М.М.Пришвин. Дневники. 1905-1927

Красота управляет миром. Из нее рождается добро, а из добра счастье, сначала мое, а потом всеобщее…

…наше назначение не определять вперед от себя, а присмотреться ко всему и согласовать себя со всем.

Но без родины — нет земли.

Каждый вступает в таинственный круг и снова проходит то, что миллионы прошли…

Сила женщины – господство над буднями. Мужчина взлелеянный цветок…Русская жизнь вообще такая: признание какого-то теоретического положения ведет за собой немедленное практическое действие.

…я не смог унизить ее животным чувством.

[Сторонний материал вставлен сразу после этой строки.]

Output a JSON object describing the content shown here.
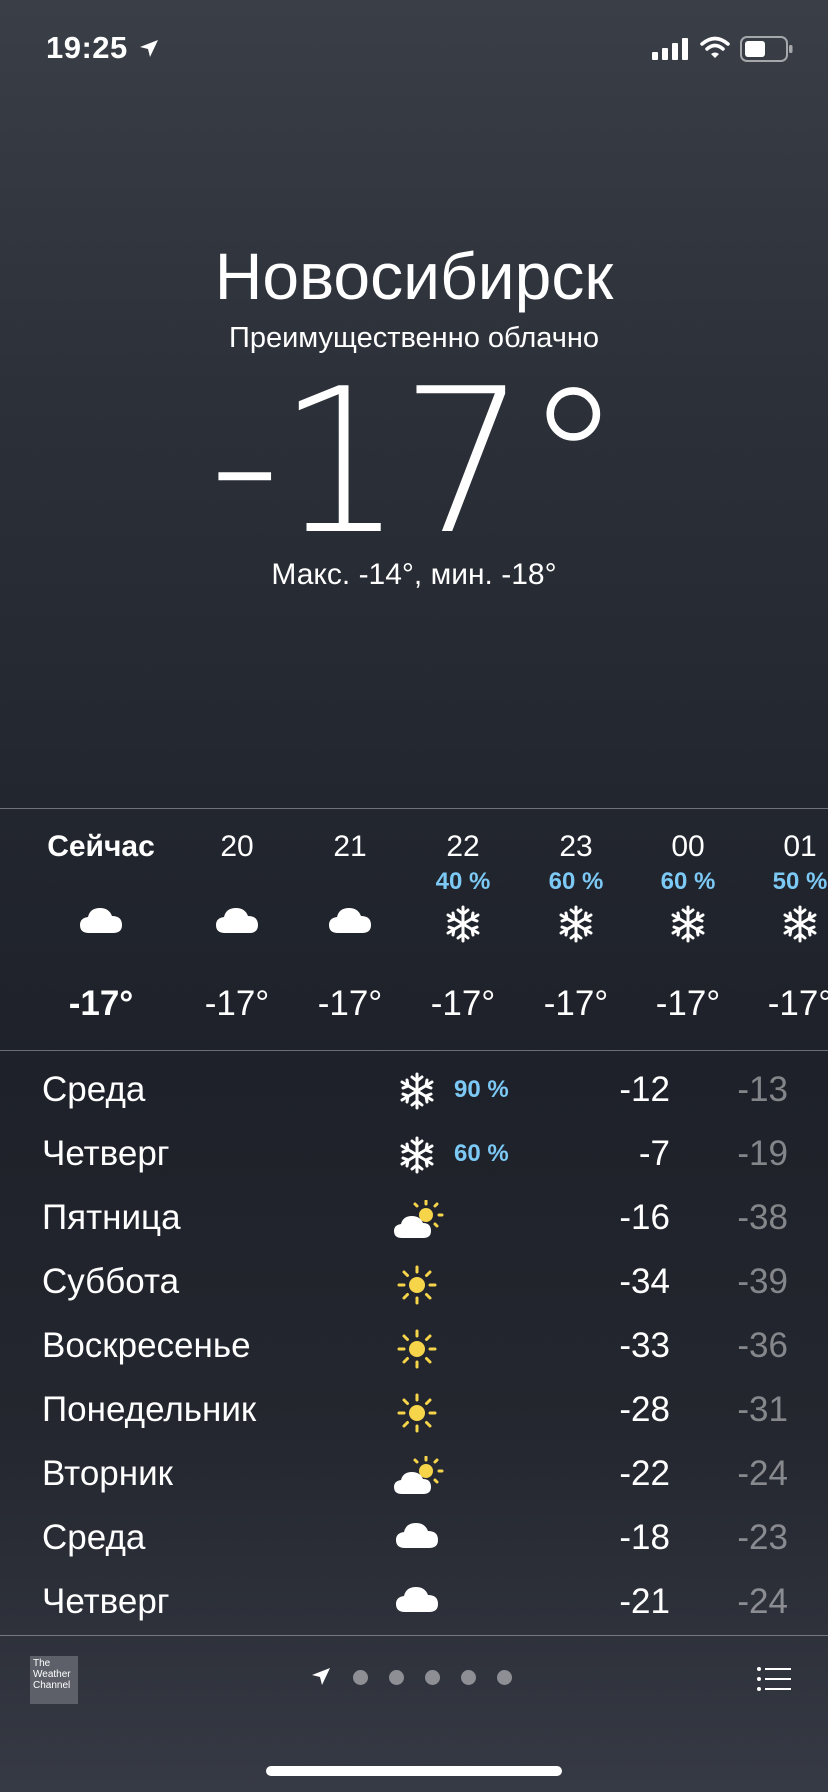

Я хотел найти в ней то высшее, себя, в чем бы я мог возвратиться к себе первоначальному.

… в этом и смысл каждой жизни: чтобы личное перешло в общее.

Но что-то в нем есть такое, что не очень хочется слушать: вянет у него и скучает что-то в голове.

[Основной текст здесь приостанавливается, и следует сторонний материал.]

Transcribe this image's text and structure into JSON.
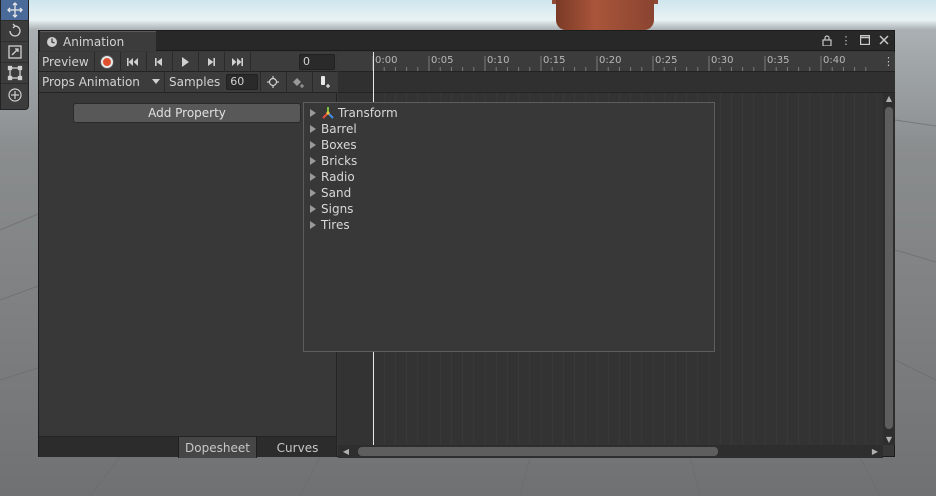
{
  "window": {
    "tab_label": "Animation",
    "controls": [
      "lock-icon",
      "kebab-menu-icon",
      "maximize-icon",
      "close-icon"
    ]
  },
  "toolbar": {
    "preview_label": "Preview",
    "record_color": "#e0502e",
    "frame_value": "0",
    "clip_name": "Props Animation",
    "samples_label": "Samples",
    "samples_value": "60"
  },
  "left_panel": {
    "add_property_label": "Add Property"
  },
  "bottom_tabs": {
    "dopesheet": "Dopesheet",
    "curves": "Curves"
  },
  "ruler": {
    "ticks": [
      "0:00",
      "0:05",
      "0:10",
      "0:15",
      "0:20",
      "0:25",
      "0:30",
      "0:35",
      "0:40"
    ]
  },
  "popup": {
    "items": [
      {
        "label": "Transform",
        "icon": "transform-icon"
      },
      {
        "label": "Barrel",
        "icon": ""
      },
      {
        "label": "Boxes",
        "icon": ""
      },
      {
        "label": "Bricks",
        "icon": ""
      },
      {
        "label": "Radio",
        "icon": ""
      },
      {
        "label": "Sand",
        "icon": ""
      },
      {
        "label": "Signs",
        "icon": ""
      },
      {
        "label": "Tires",
        "icon": ""
      }
    ]
  },
  "scene_tools": [
    "move-tool-icon",
    "rotate-tool-icon",
    "scale-tool-icon",
    "rect-tool-icon",
    "transform-tool-icon"
  ]
}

Д.С.Мережковский — настоящий иностранец в России…

Но у него (Мережковского) нет ни покаяния, ничего…- он декадент.

…он (Мережковский) словесник, который искренно хочет отказаться от словесности, то есть от самого себя…

Какое право я имею быть пессимистом, когда жизнь не удалась мне…

Есть в жизни какая-то кроткая логика, вечная прекрасная форма – надо научиться выделять ее из природы.

Россия… Ей нужно… просветление… аполлоническое просветление.

Не будь мужика в России, да еще купца, да захолустного попа, да этих огромных просторов полей, степей, лесов – то какой бы интерес был жить в России?

Весна родится в марте, как ребенок с чистыми глазами, целует, не думая, нечаянно.

Это начало весны… Я это почувствовал. Посмотрел вперед, а там проталинка, и еще, и еще. Весь южный склон леса в таких темных душистых проталинах. А снег белый, белый… Тут я глянул на небо… А там! Облака много нежнее этого белого снега… на синем небе были такие легкие, прозрачные… И вдруг я понял, откуда они. Откуда они… из леса… из снега… улетели на небо, а тут остались темные пахучие проталины. Сколько проталин – столько облаков.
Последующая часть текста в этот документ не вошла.